개발은 처음이라 개발새발

[selenium] 셀레니움으로 크롤링 해보기 - 네이버 축구 순위 최종장 본문

파이썬/크롤링

[selenium] 셀레니움으로 크롤링 해보기 - 네이버 축구 순위 최종장

leon_choi 2022. 6. 6. 15:14
반응형
from selenium import webdriver
import pandas as pd
    
#open webdriver
chrome_driver = './chromedriver.exe'
driver = webdriver.Chrome(chrome_driver)

df_bundes_team = pd.DataFrame(columns = ['rank', 'team', 'game', 'win_pt', 'win', 'draw', 
                                         'lose', 'gf', 'ga', 'goal_diff'])

bundes_football = "https://sports.news.naver.com/wfootball/record/index?category=bundesliga&tab=team"
driver.get(bundes_football)
driver.implicitly_wait(3)

tr_len = len(driver.find_elements_by_css_selector('#wfootballTeamRecordBody > table > tbody > tr'))
print(tr_len)

지난 시간에 크롤링을 하기 위한 첫번째 항목인 반복문을 돌리기 위한 테이블의 길이까지 구하는데 성공했습니다. 이제 두번째로 필요한 것은 컬럼에 넣을 각 항목들의 태그인데요.각항목의 태그를 구하는 것은 2편에서 설명한 Copy selector를 이용하면 됩니다. 

 

이제 FC 바이에른 뮌헨의 순위, 팀, 경기수, 승점, 승, 무, 패, 득점, 실점, 득실차들의 Copy selector를 가져와보겠습니다. 

rank = driver.find_element_by_css_selector('#wfootballTeamRecordBody > table > tbody > tr:nth-child(1) > td:nth-child(1) > div > strong')
team = driver.find_element_by_css_selector('#wfootballTeamRecordBody > table > tbody > tr:nth-child(1) > td:nth-child(2) > div > span.name')
game = driver.find_element_by_css_selector('#wfootballTeamRecordBody > table > tbody > tr:nth-child(1) > td:nth-child(3) > div > span')
win_pt = driver.find_element_by_css_selector('#wfootballTeamRecordBody > table > tbody > tr:nth-child(1) > td:nth-child(4) > div > span')
win = driver.find_element_by_css_selector('#wfootballTeamRecordBody > table > tbody > tr:nth-child(1) > td:nth-child(5) > div > span')
draw = driver.find_element_by_css_selector('#wfootballTeamRecordBody > table > tbody > tr:nth-child(1) > td:nth-child(6) > div > span')
lose = driver.find_element_by_css_selector('#wfootballTeamRecordBody > table > tbody > tr:nth-child(1) > td:nth-child(7) > div > span')
gf = driver.find_element_by_css_selector('#wfootballTeamRecordBody > table > tbody > tr:nth-child(1) > td:nth-child(8) > div > span')
ga = driver.find_element_by_css_selector('#wfootballTeamRecordBody > table > tbody > tr:nth-child(1) > td:nth-child(9) > div > span')
goal_diff = driver.find_element_by_css_selector('#wfootballTeamRecordBody > table > tbody > tr:nth-child(1) > td:nth-child(10) > div > span')
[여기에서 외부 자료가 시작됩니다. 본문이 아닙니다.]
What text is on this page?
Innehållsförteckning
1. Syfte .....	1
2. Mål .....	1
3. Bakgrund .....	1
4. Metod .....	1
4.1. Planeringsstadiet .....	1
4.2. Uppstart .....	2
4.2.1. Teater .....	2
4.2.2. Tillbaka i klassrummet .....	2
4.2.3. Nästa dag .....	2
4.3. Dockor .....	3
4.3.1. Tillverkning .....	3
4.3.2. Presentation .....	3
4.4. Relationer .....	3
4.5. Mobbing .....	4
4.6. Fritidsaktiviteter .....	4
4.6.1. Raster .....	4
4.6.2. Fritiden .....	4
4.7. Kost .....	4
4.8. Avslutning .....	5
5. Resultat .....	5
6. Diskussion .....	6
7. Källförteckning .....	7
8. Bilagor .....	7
이렇게 10개를 모두 가져왔는데요. 패턴을 파악하자면 tr:nth-child(1)은 모두 같고 td:nth-child()는 1번부터 10번까지 숫자가 있습니다. 이를 두고 알 수 있는 것은 "tr:nth-child()" 부분이 위치에 따라 변경한다는 점입니다. 보루시아 도르트문트를 카피했다면 "tr:nth-child(2)~"이었을 겁니다. 그럼 반복문을 적용할 때 "tr:nth-child()" 부분에 변수를 입히면 된다는 판단을 할 수 있습니다.

 

그렇다면 반복문을 만들어볼까요.

from selenium import webdriver
import pandas as pd
    
#open webdriver
chrome_driver = './chromedriver.exe'
driver = webdriver.Chrome(chrome_driver)

df_bundes_team = pd.DataFrame(columns = ['rank', 'team', 'game', 'win_pt', 'win', 'draw', 
                                         'lose', 'gf', 'ga', 'goal_diff'])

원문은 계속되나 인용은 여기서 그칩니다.